Neues aus dem Smart Investor
Der Vonovia-Index: Schlechtes Omen für den Immobilien-Markt?
Während der breite Immobilienmarkt lediglich ein Abbremsen des Booms suggeriert, sind Immobilien-Aktien regelrecht kollabiert. Stellt sich die Frage, ob Häuslebauer oder Börsianer die Zukunft korrekt einpreisen.
Der Krieg in der Ukraine und die massiv steigenden Zinsen haben geschafft, was die Corona-Krise nicht vermochte: Der bereits seit der Finanzkrise 2008 anhaltende Boom der Immobilienpreise ist zu einem abrupten Ende gekommen. Zum ersten Mal seit Jahren steigen nun die Preise auch in den großen Metropolen nicht mehr; angesichts einer Verdreifachung der Bauzinsen, explodierender Baukosten, der Gefahr einer ernsthaften Energiekrise und einer spürbaren Abschwächung der Konjunktur ist dies auch keine Überraschung.
Vielmehr verwundert die Tatsache, dass sich die Preise für das vermeintliche Betongold nach offiziellen Zahlen bislang relativ stabil halten und laut diverser Marktindizes lediglich marginale Preisrückgänge zu verzeichnen sind. Doch der Immobilienmarkt ist traditionell träge. Verkäufer haben sich in mehr als zehn Jahren des Booms an den kontinuierlichen Preisanstieg gewöhnt. Ein Abschwung beginnt daher typischerweise zunächst mit einer deutlichen Zunahme des Angebots.

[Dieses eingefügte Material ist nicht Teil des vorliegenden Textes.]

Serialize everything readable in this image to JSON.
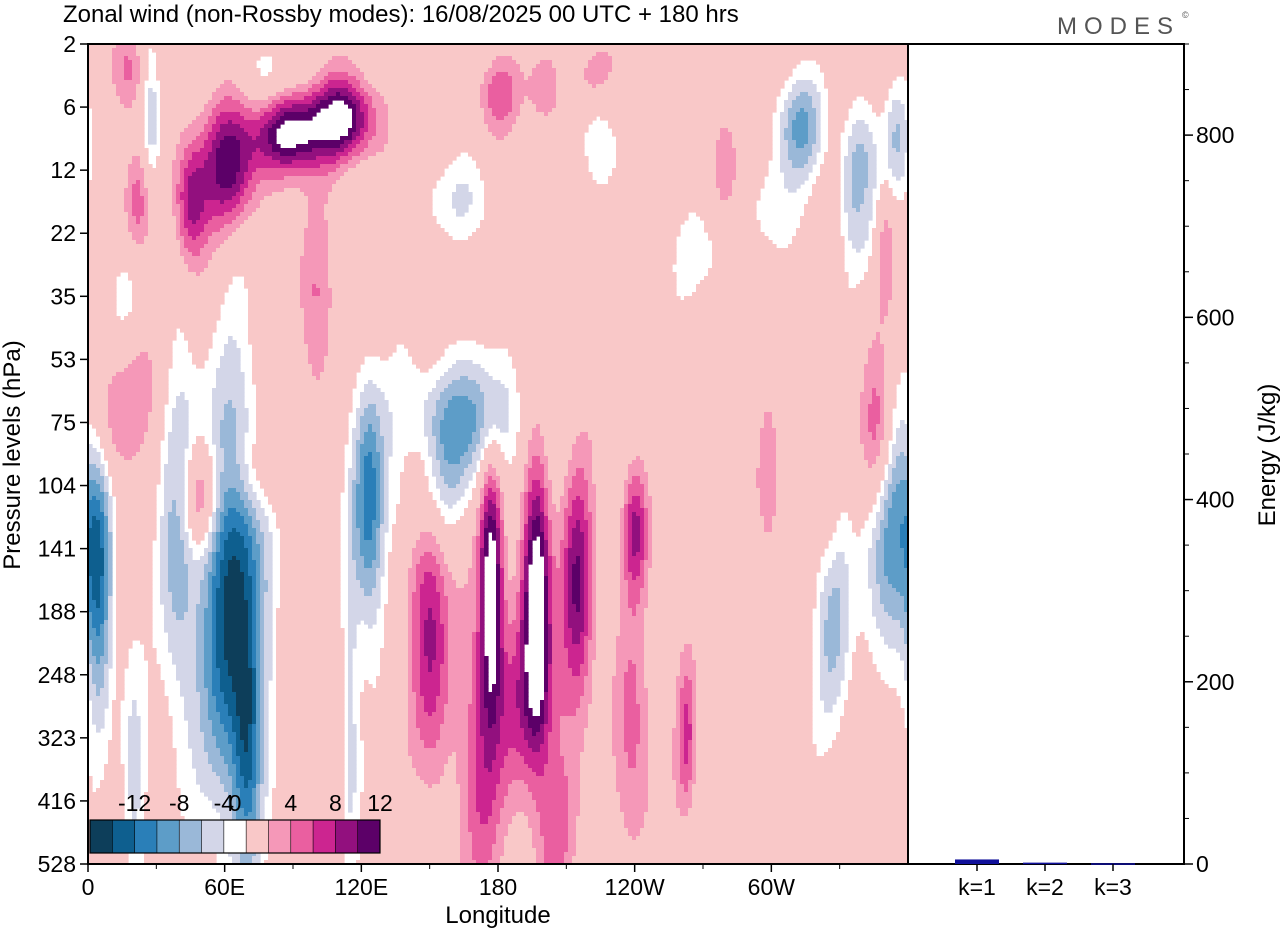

Erst mit gewissem Verzug realisieren die Verkäufer, dass sich die Welt verändert hat, und sind zu preislichen Zugeständnissen bereit. Gleichzeitig ist es im Immobilienbereich ungleich schwerer als am Aktienmarkt, aussagekräftige Indexdaten zu erhalten – schließlich ist jede Transaktion individuell, die meisten davon zudem unter Ausschluss der Öffentlichkeit.
Der DAX für deutsche Wohnimmobilien
Weitaus schneller im Einpreisen veränderter Rahmendaten ist dagegen bekanntlich die Börse. Getreu dem Motto der Investorenlegende Charlie Munger, stets alles aus einer um 180 Grad gedrehten
Perspektive zu betrachten („invert, always invert“), können Anleger daher den Versuch unternehmen, den aktuellen Kurs einer besonderes für den deutschen Immobilienmarkt repräsentativen Aktie als
Gradmesser für den Gesamtmarkt zu nehmen und aus Kursdaten auf Marktdaten zu schließen.

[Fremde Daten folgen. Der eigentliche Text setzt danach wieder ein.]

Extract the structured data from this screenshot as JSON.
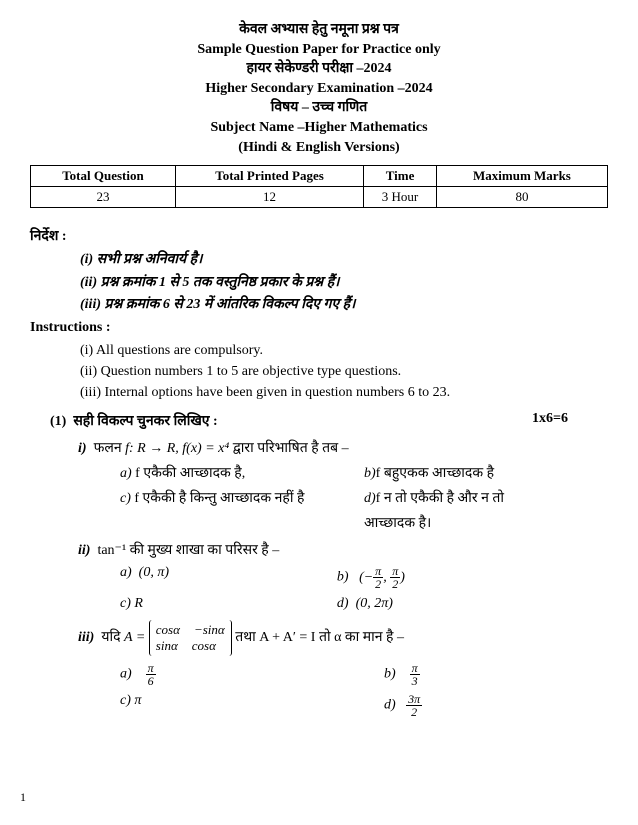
{
  "header": {
    "l1": "केवल अभ्यास हेतु नमूना प्रश्न पत्र",
    "l2": "Sample Question Paper for Practice only",
    "l3": "हायर सेकेण्डरी परीक्षा –2024",
    "l4": "Higher Secondary Examination –2024",
    "l5": "विषय – उच्च गणित",
    "l6": "Subject Name –Higher Mathematics",
    "l7": "(Hindi & English Versions)"
  },
  "table": {
    "h1": "Total Question",
    "h2": "Total Printed Pages",
    "h3": "Time",
    "h4": "Maximum Marks",
    "v1": "23",
    "v2": "12",
    "v3": "3 Hour",
    "v4": "80"
  },
  "nirdesh_title": "निर्देश :",
  "nirdesh": {
    "i": "(i) सभी प्रश्न अनिवार्य है।",
    "ii": "(ii) प्रश्न क्रमांक 1 से 5 तक वस्तुनिष्ठ प्रकार के प्रश्न हैं।",
    "iii": "(iii) प्रश्न क्रमांक 6 से 23 में आंतरिक विकल्प दिए गए हैं।"
  },
  "instr_title": "Instructions :",
  "instr": {
    "i": "(i) All questions are compulsory.",
    "ii": "(ii) Question numbers 1 to 5 are objective type questions.",
    "iii": "(iii) Internal options have been given in question numbers 6 to 23."
  },
  "q1": {
    "num": "(1)",
    "text": "सही विकल्प चुनकर लिखिए :",
    "marks": "1x6=6"
  },
  "q1i": {
    "label": "i)",
    "stem1": "फलन ",
    "math": "f: R → R, f(x) = x⁴",
    "stem2": "   द्वारा परिभाषित है तब –",
    "a_label": "a)",
    "a": " f एकैकी आच्छादक है,",
    "b_label": "b)",
    "b": "f बहुएकक आच्छादक है",
    "c_label": "c)",
    "c": " f एकैकी है किन्तु आच्छादक नहीं है",
    "d_label": "d)",
    "d": "f न तो एकैकी है और न तो",
    "d2": "आच्छादक है।"
  },
  "q1ii": {
    "label": "ii)",
    "stem1": "tan⁻¹ की मुख्य शाखा का परिसर है –",
    "a_label": "a)",
    "a": "(0, π)",
    "b_label": "b)",
    "c_label": "c)",
    "c": "R",
    "d_label": "d)",
    "d": "(0, 2π)"
  },
  "q1iii": {
    "label": "iii)",
    "stem1": "यदि ",
    "stem2": " तथा A + A′ = I तो α का मान है –",
    "a_label": "a)",
    "b_label": "b)",
    "c_label": "c)",
    "c": "π",
    "d_label": "d)"
  },
  "frac": {
    "pi": "π",
    "two": "2",
    "three": "3",
    "six": "6",
    "threepi": "3π",
    "negpi": "π"
  },
  "matrix": {
    "r1c1": "cosα",
    "r1c2": "−sinα",
    "r2c1": "sinα",
    "r2c2": "cosα",
    "A": "A ="
  },
  "page": "1"
}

Welches Unternehmen läge da näher als Vonovia? Der Branchenprimus in Deutschland besitzt ein Portfolio von rund 505.000 Wohneinheiten verteilt auf die gesamte Republik. Neben vielen B-Städten ist Vonovia auch in Boom-Metropolen wie Berlin, Hamburg, Stuttgart oder München präsent. Nach eigenen Angaben ist Vonovia zudem überwiegend in Regionen mit zunehmender Bevölkerung tätig. Das Unternehmen ist mit seinem Bestand mehr als viermal so groß wie der nächstgrößte Konkurrent.

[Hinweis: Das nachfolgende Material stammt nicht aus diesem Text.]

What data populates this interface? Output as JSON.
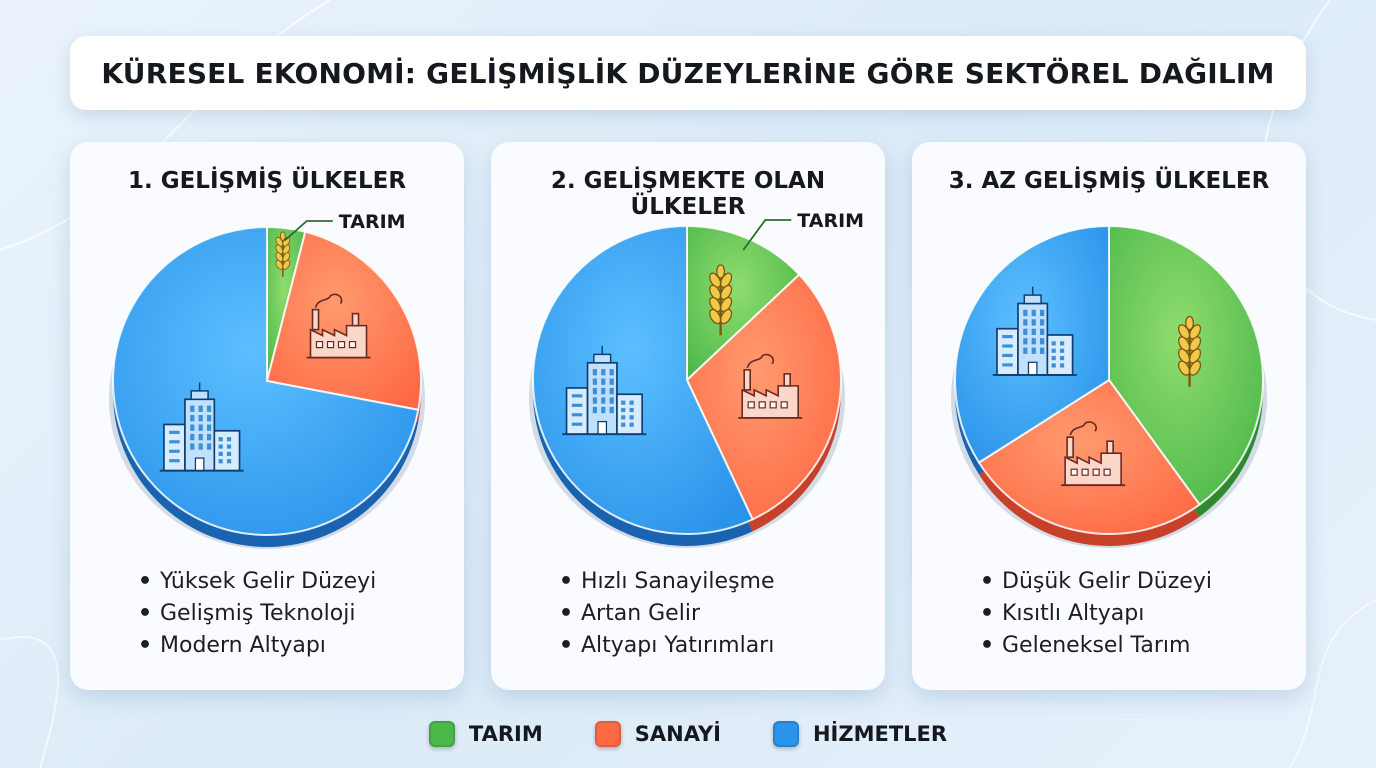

Zu behaupten, Vonovia sei so etwas wie der DAX der deutschen Wohnungswirtschaft, ist damit keine Übertreibung. Auf den Kurs einer Immobilienaktie zu blicken ist zunächst einmal jedoch keine große Kunst. Natürlich betrachten Börsianer auch den Kurs im Verhältnis zum Net Asset Value (NAV), dem vom Unternehmen ausgewiesenen Zeitwert des Immobilienbestands. Wirkliches Invertieren ist es jedoch, aus dem Aktienkurs den tatsächlichen Zeitwert des NAV zu schätzen – völlig unabhängig von den fiktiven Schätzwerten der modernen Bilanzakrobatik.
101
Milliarden Euro Schätzwerte
Denn in Vonovias Bilanz steht zunächst einmal ein Wert des Immobilienportfolios von rund 101 Mrd. EUR. Nach
geltenden IFRS-Bilanzierungsregeln sollte dies der sogenannte Fair Market Value sein. Doch bei dessen Bestimmung wären wir wieder beim oben skizzierten Problem angekommen: Was ist bei Immobilien
tatsächlich der faire Marktwert und wie lässt sich dieser aus bruchstückhaften Daten bestimmen?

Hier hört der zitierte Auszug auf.